After the court revived the UML and the Maoist Centre, a struggle has been going on within the UML, as the Madhav Kumar Nepal faction is challenging Oli.
So powerful has Oli become in the UML with the sweeping powers authorised to that on March 29 he suspended Nepal and Bhim Rawal as general members of the party for six months. Days later, Oli similarly suspended Ghanashyam Bhusal and Surendra Pandey on April 1.
The Nepal faction, which also has the backing of senior leader Jhala Nath Khanal, has been building “parallel” party committees.
On Friday, four UML leaders belonging to the Nepal-Khanal faction decided to cross the floor in Karnali to save Chief Minister Mahendra Bahadur Shahi, a Maoist Centre leader, from losing his post.
Once again, it was Gyawali who quickly reacted.
In an interview with the Post’s sister paper Kantipur, Gyawali said the four leaders’ action “is inexcusable” as it was aimed at weakening the party.
The four UML leaders had defied the party whip to vote in favour of Shahi.
“This is an unpardonable step in the parliamentary system,” said Gyawali.
Analysts say if Gyawali really stood for the parliamentary system, he should have objected to Oli’s House dissolution move first.
“Gyawali, therefore, lacks authority to ask questions about political values, principles and norms,” said Maharjan.
Analysts say what happened in Karnali Province is also a strong message to Oli and his confidantes including not only Gyawali but also Gandaki Chief Minister Prithvi Subba Gurung.
While Shahi decided to seek a vote of confidence after the UML withdrew its support on March 17, Gurung in Gandaki Province prorogued the Provincial Assembly on Wednesday night fearing that a no-confidence motion was being filed against him.
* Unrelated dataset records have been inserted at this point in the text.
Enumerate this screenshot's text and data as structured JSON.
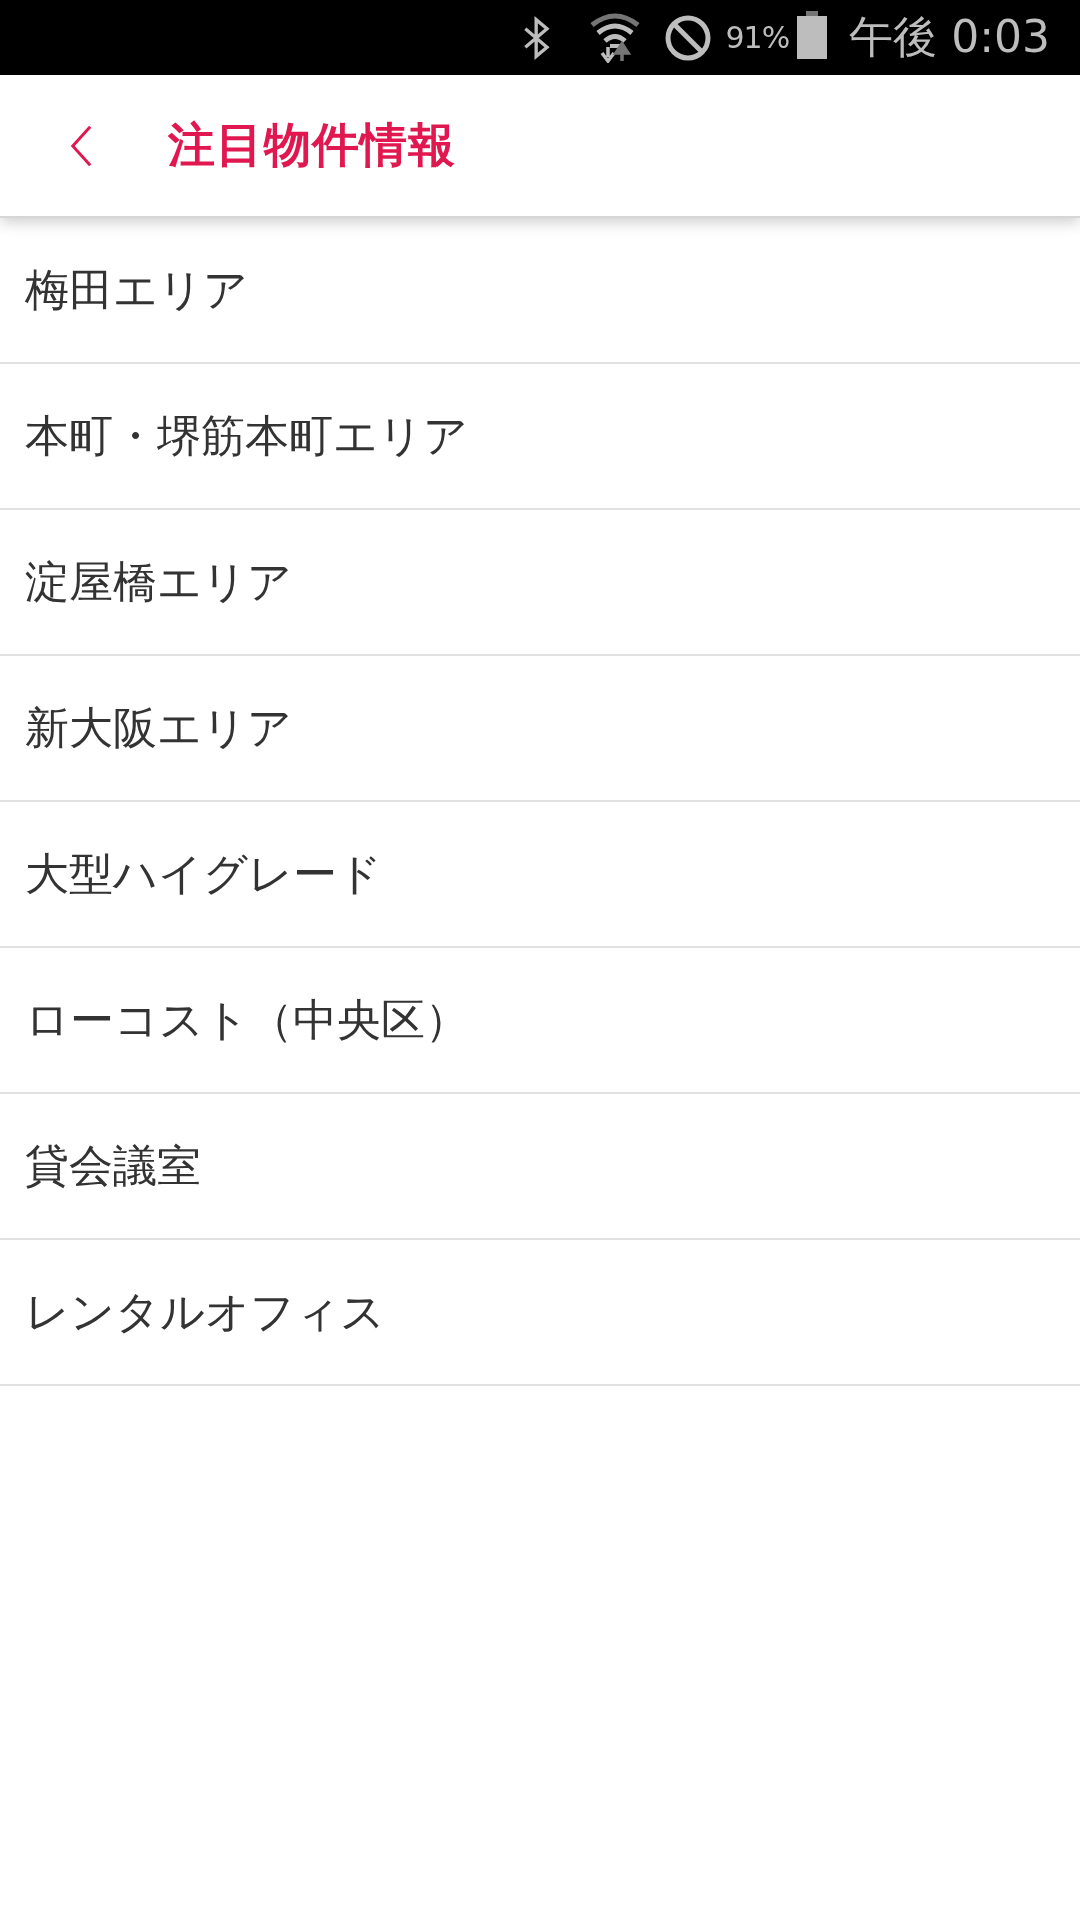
{
  "status_bar": {
    "battery_text": "91%",
    "time": "午後 0:03"
  },
  "header": {
    "title": "注目物件情報"
  },
  "list": {
    "items": [
      {
        "label": "梅田エリア"
      },
      {
        "label": "本町・堺筋本町エリア"
      },
      {
        "label": "淀屋橋エリア"
      },
      {
        "label": "新大阪エリア"
      },
      {
        "label": "大型ハイグレード"
      },
      {
        "label": "ローコスト（中央区）"
      },
      {
        "label": "貸会議室"
      },
      {
        "label": "レンタルオフィス"
      }
    ]
  }
}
According to analysts, Gurung followed in his master Oli’s footsteps.
Oli too had prorogued the House of Representatives on July 2 suddenly after sensing that moves were being made to unseat him. On December 20, Oli went a step further—he dissolved the House altogether.
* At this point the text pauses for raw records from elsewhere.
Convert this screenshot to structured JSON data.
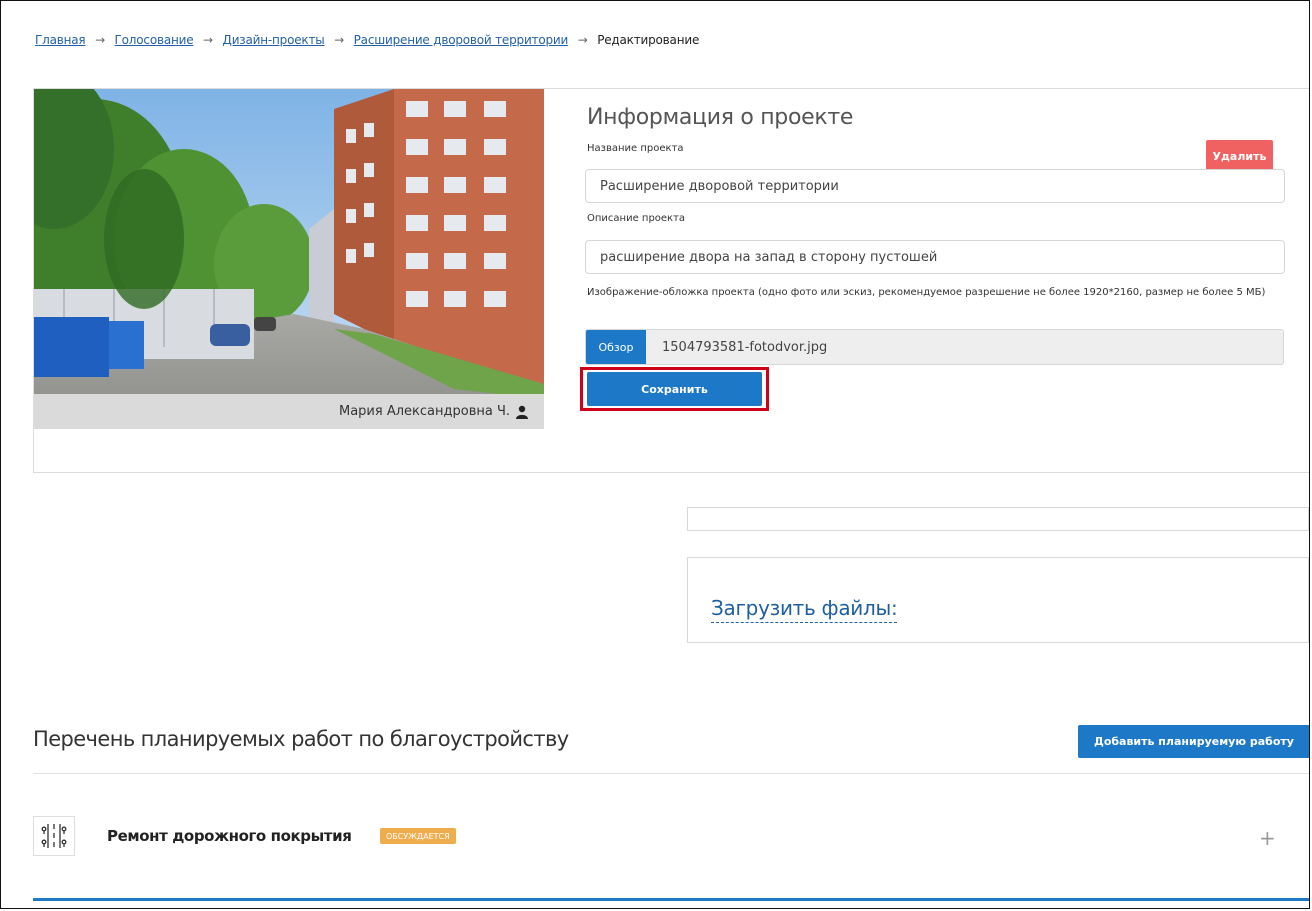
{
  "breadcrumb": {
    "items": [
      "Главная",
      "Голосование",
      "Дизайн-проекты",
      "Расширение дворовой территории"
    ],
    "current": "Редактирование",
    "separator": "→"
  },
  "project": {
    "photo_author": "Мария Александровна Ч.",
    "info_title": "Информация о проекте",
    "delete_label": "Удалить",
    "name_label": "Название проекта",
    "name_value": "Расширение дворовой территории",
    "description_label": "Описание проекта",
    "description_value": "расширение двора на запад в сторону пустошей",
    "cover_hint": "Изображение-обложка проекта (одно фото или эскиз, рекомендуемое разрешение не более 1920*2160, размер не более 5 МБ)",
    "browse_label": "Обзор",
    "file_name": "1504793581-fotodvor.jpg",
    "save_label": "Сохранить"
  },
  "upload": {
    "link_label": "Загрузить файлы:"
  },
  "works": {
    "title": "Перечень планируемых работ по благоустройству",
    "add_label": "Добавить планируемую работу",
    "items": [
      {
        "name": "Ремонт дорожного покрытия",
        "status": "обсуждается",
        "expand": "+"
      }
    ]
  },
  "colors": {
    "primary": "#1d78c8",
    "danger": "#f06262",
    "highlight": "#d0021b",
    "badge": "#f0ad4e",
    "link": "#2361a8"
  }
}
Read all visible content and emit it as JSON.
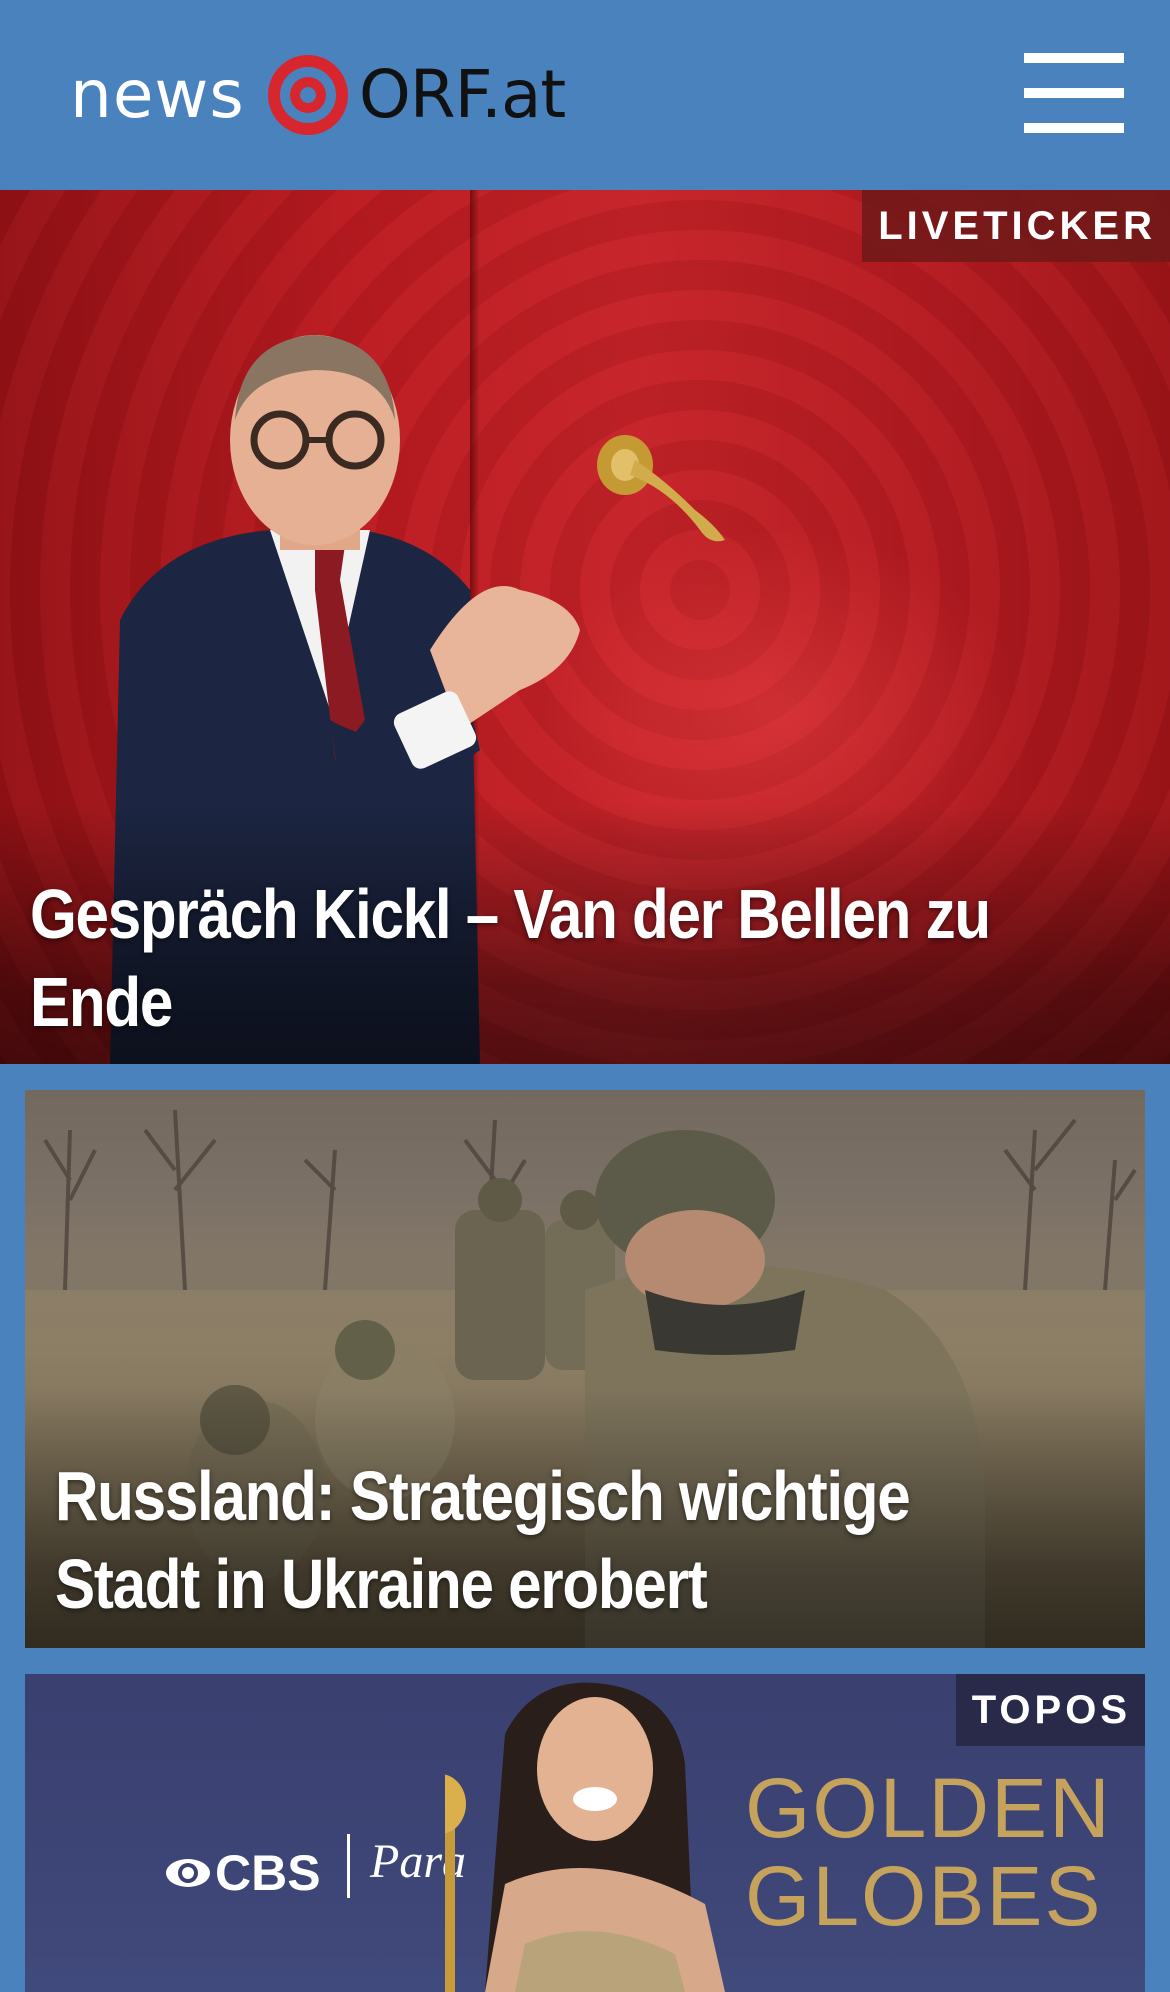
{
  "header": {
    "logo_news": "news",
    "logo_orf": "ORF.at",
    "bg_color": "#4a82be",
    "brand_red": "#d7262e",
    "menu_icon": "hamburger-menu-icon"
  },
  "teasers": [
    {
      "badge": "LIVETICKER",
      "headline": "Gespräch Kickl – Van der Bellen zu Ende"
    },
    {
      "headline": "Russland: Strategisch wichtige Stadt in Ukraine erobert"
    },
    {
      "badge": "TOPOS",
      "image_text": {
        "cbs": "CBS",
        "paramount": "Para",
        "golden_line1": "GOLDEN",
        "golden_line2": "GLOBES"
      }
    }
  ]
}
“The Oli faction should answer about its move in Gandaki Province before raising questions about the move of its Provincial Assembly members in Karnali,” Surendra Labh, a political commentator, told the Post. “There is a sheer lack of political culture in parties across the political spectrum, but the UML simply tops the chart.”
According to experts, while it may be a serious issue when lawmakers disobey the party directives, the UML-led government, which has made records in breaching the system, holds no moral grounds to criticise the move by its members in Karnali.
“It is an irony that the UML, which has left no opportunity to attack the constitution, governance and the parliamentary system as long as it suits it, is talking about democratic and parliamentary principles,” Shyam Shrestha, a political analyst who follows the left politics closely, told the Post. “One should lead by example to raise such moral questions against others.”